Twee jaar later trad hij toe tot de Kosovo Liberation Army (KLA), dienend als hoofd van zijn politieke vleugel.[3] In een interview in 1998 met The New York Times, hij weigerde het gebruik van geweld door de KLA te veroordelen en verklaarde dat "het pad van geweldloosheid ons nergens heeft gebracht. Mensen die onder dit soort repressie leven, hebben de Recht op weerstand. "[9] In 1999 nam hij ontslag uit de KLA nadat het vredesbesprekingen in Frankrijk bijwoonde, en bekritiseerde hij de voorgestelde deal voor het niet garanderen van de onafhankelijkheid van Kosovo.Bronnen verklaarden dat DeMaçi vervreemd was geworden van de jongere, meer pragmatische leiderschap van de KLA, waardoor hij "geconfronteerd werd met een beslissing om te springen of te wachten om te worden geduwd".[10]

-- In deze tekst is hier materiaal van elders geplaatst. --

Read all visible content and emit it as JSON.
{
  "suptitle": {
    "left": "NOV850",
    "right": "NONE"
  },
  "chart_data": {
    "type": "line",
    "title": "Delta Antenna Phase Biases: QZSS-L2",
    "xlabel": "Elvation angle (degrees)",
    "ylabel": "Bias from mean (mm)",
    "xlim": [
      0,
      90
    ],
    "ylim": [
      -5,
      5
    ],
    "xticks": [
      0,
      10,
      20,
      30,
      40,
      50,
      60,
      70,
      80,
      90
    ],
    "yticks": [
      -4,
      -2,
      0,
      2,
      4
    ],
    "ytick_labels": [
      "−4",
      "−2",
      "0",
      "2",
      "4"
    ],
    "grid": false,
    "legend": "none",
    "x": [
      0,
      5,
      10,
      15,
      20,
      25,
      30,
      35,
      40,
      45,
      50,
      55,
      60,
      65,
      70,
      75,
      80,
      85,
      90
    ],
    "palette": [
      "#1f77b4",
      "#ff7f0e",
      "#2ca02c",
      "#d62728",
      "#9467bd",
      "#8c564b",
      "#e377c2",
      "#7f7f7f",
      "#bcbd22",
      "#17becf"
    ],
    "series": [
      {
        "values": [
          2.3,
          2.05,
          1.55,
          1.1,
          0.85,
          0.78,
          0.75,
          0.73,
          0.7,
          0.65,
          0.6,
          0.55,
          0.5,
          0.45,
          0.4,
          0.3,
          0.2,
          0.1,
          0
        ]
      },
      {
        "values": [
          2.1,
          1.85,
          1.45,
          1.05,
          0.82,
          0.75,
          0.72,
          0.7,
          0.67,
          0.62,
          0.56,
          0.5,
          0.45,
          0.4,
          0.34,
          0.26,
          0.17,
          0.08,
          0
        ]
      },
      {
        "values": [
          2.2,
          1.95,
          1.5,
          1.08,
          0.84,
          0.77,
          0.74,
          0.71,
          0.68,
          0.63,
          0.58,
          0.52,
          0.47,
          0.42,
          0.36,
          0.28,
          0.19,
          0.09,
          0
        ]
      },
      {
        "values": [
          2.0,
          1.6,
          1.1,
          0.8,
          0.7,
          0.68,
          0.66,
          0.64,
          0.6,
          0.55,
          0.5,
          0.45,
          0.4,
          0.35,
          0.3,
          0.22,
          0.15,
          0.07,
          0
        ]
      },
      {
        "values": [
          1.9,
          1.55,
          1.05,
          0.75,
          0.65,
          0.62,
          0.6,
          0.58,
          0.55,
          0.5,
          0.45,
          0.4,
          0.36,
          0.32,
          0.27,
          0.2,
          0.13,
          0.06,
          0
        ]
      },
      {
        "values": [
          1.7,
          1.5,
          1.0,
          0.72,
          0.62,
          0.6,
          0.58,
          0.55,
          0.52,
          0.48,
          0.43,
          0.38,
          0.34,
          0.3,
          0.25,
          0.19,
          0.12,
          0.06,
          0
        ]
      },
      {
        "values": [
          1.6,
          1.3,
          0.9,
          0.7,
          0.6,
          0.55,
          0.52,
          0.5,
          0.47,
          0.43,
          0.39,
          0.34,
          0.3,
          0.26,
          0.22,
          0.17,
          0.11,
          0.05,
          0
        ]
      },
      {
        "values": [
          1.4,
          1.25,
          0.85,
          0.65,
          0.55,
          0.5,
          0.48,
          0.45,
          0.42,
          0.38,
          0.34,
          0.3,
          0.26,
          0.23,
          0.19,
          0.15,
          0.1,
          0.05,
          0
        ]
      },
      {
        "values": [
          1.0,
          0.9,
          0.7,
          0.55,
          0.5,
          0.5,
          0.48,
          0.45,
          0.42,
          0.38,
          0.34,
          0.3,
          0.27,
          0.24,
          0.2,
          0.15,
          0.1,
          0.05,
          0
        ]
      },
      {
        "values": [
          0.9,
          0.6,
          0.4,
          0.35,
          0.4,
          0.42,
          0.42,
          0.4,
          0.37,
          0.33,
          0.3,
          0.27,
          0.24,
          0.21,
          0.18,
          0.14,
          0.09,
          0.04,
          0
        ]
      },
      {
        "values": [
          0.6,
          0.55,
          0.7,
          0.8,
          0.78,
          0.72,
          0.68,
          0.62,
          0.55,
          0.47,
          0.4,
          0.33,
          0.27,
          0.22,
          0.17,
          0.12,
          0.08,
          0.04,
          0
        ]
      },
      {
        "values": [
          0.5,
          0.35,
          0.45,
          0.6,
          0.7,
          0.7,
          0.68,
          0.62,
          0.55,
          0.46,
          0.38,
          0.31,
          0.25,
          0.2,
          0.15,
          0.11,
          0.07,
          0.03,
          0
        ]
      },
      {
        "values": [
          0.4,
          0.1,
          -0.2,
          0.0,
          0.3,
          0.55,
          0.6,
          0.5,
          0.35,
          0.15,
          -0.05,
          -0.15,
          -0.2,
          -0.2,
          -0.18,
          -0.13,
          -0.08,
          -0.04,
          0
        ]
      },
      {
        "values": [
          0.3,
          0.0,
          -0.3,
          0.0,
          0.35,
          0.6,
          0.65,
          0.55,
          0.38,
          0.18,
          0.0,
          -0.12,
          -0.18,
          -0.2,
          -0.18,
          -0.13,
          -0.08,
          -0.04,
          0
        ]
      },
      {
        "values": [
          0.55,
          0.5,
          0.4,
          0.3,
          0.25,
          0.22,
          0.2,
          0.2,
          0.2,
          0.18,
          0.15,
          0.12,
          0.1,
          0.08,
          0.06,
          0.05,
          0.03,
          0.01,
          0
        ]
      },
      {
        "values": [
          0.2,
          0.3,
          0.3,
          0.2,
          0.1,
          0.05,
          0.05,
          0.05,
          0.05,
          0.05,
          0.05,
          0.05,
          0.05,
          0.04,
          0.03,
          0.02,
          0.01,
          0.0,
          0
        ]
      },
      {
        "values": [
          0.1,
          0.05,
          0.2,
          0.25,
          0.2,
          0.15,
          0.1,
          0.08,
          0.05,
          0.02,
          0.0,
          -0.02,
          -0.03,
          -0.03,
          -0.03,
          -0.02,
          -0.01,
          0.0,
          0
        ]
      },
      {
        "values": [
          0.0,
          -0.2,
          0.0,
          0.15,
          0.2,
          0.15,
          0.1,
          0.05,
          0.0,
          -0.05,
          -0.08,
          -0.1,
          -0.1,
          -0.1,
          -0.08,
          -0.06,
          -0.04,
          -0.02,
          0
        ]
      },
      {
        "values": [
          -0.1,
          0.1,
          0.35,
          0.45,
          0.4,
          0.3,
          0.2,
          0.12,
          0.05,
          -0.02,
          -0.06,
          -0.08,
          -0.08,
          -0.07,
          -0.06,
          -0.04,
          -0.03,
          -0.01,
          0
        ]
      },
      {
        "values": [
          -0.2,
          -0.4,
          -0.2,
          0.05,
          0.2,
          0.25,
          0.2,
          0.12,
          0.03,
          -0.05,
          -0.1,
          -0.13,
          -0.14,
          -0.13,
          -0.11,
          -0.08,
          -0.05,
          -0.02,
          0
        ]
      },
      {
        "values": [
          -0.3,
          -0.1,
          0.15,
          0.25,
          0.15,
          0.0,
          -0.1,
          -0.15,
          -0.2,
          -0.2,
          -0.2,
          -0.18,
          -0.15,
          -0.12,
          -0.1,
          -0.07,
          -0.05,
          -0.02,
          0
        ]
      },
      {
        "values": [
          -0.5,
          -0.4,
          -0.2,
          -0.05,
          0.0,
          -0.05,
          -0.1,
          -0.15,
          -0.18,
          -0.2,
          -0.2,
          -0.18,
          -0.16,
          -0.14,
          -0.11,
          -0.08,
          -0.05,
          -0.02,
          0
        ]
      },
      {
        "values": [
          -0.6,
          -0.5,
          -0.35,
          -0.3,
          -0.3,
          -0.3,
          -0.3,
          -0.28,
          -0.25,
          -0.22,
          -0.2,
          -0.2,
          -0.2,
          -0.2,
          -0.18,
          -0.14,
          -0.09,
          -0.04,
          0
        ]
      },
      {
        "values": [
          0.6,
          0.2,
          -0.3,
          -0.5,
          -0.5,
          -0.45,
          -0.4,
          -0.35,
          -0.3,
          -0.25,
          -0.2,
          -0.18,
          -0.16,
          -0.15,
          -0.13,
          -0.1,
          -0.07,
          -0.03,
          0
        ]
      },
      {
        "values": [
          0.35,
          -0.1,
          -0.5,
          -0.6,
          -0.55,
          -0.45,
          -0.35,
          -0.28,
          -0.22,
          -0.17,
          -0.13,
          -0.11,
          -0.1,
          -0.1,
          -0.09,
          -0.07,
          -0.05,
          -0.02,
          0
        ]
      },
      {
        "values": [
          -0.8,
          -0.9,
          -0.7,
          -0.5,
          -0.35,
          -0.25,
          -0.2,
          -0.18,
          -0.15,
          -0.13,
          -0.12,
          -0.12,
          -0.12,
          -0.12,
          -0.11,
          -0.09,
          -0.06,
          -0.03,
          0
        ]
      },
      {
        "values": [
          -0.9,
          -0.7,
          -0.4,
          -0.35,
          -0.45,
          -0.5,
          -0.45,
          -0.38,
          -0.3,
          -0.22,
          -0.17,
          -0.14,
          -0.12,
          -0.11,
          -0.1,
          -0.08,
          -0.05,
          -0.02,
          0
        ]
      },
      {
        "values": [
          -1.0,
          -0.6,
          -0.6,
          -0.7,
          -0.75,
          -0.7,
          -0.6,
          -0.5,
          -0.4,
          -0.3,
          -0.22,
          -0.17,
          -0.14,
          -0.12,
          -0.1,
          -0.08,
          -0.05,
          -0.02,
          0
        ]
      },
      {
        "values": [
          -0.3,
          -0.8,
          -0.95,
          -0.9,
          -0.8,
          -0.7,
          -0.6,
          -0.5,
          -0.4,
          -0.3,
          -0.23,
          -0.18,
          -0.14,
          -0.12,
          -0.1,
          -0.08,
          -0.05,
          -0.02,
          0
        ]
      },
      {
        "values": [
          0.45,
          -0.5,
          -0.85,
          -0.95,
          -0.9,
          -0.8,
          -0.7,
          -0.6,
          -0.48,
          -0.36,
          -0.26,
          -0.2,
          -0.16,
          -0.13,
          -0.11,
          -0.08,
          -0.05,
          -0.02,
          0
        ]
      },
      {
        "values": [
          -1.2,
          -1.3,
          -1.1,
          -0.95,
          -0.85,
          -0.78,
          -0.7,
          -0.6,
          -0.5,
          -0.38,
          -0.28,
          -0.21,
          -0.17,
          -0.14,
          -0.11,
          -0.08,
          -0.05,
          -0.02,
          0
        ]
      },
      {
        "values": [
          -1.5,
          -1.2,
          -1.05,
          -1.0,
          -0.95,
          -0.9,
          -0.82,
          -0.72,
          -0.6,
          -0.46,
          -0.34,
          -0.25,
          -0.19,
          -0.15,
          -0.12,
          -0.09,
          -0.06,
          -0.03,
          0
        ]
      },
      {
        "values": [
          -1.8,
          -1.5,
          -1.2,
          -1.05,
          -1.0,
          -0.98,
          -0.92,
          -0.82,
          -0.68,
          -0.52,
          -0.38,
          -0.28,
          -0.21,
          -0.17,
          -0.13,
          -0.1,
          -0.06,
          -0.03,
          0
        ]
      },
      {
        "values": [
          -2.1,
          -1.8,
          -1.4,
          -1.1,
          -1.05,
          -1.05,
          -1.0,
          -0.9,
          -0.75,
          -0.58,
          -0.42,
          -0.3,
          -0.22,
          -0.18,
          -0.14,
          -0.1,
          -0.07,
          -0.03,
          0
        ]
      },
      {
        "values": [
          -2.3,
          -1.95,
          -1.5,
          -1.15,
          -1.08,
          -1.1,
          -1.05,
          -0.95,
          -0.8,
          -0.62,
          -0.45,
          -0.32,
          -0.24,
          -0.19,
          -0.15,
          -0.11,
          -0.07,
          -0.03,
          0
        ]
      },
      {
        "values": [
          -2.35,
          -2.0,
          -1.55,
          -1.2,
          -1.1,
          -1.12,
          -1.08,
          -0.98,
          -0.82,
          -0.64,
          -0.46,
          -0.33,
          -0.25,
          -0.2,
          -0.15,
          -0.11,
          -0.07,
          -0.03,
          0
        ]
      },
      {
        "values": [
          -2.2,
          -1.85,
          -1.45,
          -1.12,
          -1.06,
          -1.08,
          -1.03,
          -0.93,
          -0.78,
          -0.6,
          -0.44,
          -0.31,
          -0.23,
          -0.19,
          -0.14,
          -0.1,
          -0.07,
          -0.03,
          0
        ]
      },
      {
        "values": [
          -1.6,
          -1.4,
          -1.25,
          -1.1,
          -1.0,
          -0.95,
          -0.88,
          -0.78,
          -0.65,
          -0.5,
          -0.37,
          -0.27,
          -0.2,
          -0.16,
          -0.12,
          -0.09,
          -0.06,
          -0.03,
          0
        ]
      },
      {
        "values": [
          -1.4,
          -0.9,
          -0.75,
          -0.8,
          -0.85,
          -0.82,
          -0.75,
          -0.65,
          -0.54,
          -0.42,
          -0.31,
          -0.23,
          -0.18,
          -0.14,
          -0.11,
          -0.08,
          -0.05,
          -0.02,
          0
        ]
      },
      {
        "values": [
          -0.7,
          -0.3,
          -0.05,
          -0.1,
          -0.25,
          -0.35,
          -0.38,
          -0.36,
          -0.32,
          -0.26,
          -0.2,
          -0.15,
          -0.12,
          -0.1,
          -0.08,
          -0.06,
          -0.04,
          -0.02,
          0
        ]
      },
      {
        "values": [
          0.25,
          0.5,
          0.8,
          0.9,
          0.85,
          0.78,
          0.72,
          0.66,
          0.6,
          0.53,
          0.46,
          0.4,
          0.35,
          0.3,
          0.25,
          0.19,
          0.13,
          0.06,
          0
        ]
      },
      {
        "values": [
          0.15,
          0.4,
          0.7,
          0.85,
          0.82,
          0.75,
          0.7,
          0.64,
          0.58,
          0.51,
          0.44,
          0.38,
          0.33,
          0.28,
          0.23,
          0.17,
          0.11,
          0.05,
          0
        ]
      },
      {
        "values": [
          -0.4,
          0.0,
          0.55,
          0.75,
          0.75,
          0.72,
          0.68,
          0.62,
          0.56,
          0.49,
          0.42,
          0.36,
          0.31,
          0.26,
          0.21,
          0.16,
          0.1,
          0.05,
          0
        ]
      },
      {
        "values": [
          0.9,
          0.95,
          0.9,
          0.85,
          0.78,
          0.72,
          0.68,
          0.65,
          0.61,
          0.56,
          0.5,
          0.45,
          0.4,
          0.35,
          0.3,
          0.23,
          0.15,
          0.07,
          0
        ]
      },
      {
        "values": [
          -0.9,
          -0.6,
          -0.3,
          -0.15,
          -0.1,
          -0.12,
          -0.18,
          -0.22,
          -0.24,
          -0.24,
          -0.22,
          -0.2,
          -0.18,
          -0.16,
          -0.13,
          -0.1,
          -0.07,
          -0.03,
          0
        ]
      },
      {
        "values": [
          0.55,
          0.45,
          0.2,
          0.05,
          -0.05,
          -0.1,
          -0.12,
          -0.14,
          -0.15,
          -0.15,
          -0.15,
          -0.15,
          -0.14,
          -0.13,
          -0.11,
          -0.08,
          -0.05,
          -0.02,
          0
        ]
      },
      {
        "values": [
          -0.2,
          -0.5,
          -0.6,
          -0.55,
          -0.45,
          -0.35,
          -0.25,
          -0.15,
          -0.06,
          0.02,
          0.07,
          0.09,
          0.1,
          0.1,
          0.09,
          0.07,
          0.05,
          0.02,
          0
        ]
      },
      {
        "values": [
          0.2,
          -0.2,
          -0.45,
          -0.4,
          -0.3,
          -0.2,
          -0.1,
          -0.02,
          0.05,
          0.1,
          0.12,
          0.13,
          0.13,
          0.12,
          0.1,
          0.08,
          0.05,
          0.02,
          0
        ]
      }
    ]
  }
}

Hoewel de vrouw van DeMaçi Kosovo verliet voor de oorlog, bleef hij in Pristina met zijn 70-jarige zus gedurende de hele Kosovo oorlog.[3][11] Hij was kritisch over Ibrahim Rugova en andere Albanese leiders die het conflict ontvluchtten en verklaarden dat ze een belangrijke historische gebeurtenis misten.[12]
Na de oorlog diende Demaçi tot januari 2004 als directeur van Kosovo Radio en Television. Hij bleef actief in de politiek, aangesloten bij Albin Kurti, hoofd van de nationalistische beweging Vetëdendosje!.[3]
Dood
Op 82 -jarige leeftijd stierf DeMaçi op 26 juli 2018 in Prishtina, Kosovo.Zijn dood werd gekenmerkt door drie dagen van nationale rouw.Op 28 juli 2018 werd DeMaçi begraven op de begraafplaats van martelaren in Prishtina, tijdens een begrafenisceremonie.
Aantekeningen
a. | ^ De Politieke status van Kosovo wordt betwist.Eenzijdig onafhankelijkheid hebben verklaard van Servië In 2008, Kosovo wordt formeel erkend als een onafhankelijke staat Door 100 VN -lidstaten (met nog eens 13 staten die het op een bepaald moment erkennen maar vervolgens hun erkenning intrekken) en 93 staten erkennen het niet, terwijl Servië het blijft claimen als onderdeel van zijn eigen soevereine grondgebied. |
Referenties
- ^ "Kosovars brengen eerbetoon aan Demaci, de 'Balkan' Mandela '".Nee. Dood van ADEM Demaci.RFE/RL's Balkan -service.Radio -vrij Europa.27 juli 2018. Opgehaald 27 juli 2018.
- ^ Jong, Antonia. "Shkëlzen Gashi, Adem DeMaçi Biography: A Century of Kosova's geschiedenis door het leven van één man" (PDF). Centraal- en Oost -Europese review. Gearchiveerd van het origineel (PDF) op 2 mei 2013. Opgehaald 21 juli 2012.
- ^ a b c d e f g h Elsie, Robert (2010). Historisch woordenboek van Kosovo.Scarecrow Press.pp. 73–4. ISBN 978-0810872318. Opgehaald 21 juli 2012.
- ^ Robertson, James (18 augustus 2018). "Van Enver Hoxha tot Bill Clinton". Jacobin. Opgehaald 18 augustus 2018.
- ^ "Voal - Online Zëri I Shqiptarëve - Krasniqi DeKoron" Hero I Kosovës "Hamëz Jasharin, Adem Demaçin, Jusuf Gërvallën, .... Presidenti Në Detyrë Dekoron Personalitete Të Kosovës".
- ^ "ICG Kosovo Spring Report".Internationale crisisgroep.1 maart 1998. Opgehaald 21 juli 2012.
- ^ Islami, Abdylazis (1995). Pëshpëritjet e udhëtarit plak: poezi.Logos-a. ISBN 9989601143.
- ^ "In Memoriam: Adem Demaçi".Radio Evropa E Lirë.27 juli 2018.
- ^ Hedges, Chris (13 maart 1998). "Kosovo -leider dringt aan op verzet, maar tegen geweld". The New York Times. Opgehaald 21 januari 2010.
- ^ "Kosovo rebellenleider stopt".BBC nieuws.2 maart 1999. Opgehaald 21 juli 2012.
- ^ Erlanger, Steven (10 augustus 1999). "Kampioen van Free Kosova dringt nu aan op matiging". The New York Times. Opgehaald 21 januari 2010.
- ^ Jacky Rowland (27 mei 1999). "Kosovo -leider roept op tot NAVO -troepen". BBC nieuws. Opgehaald 21 juli 2012.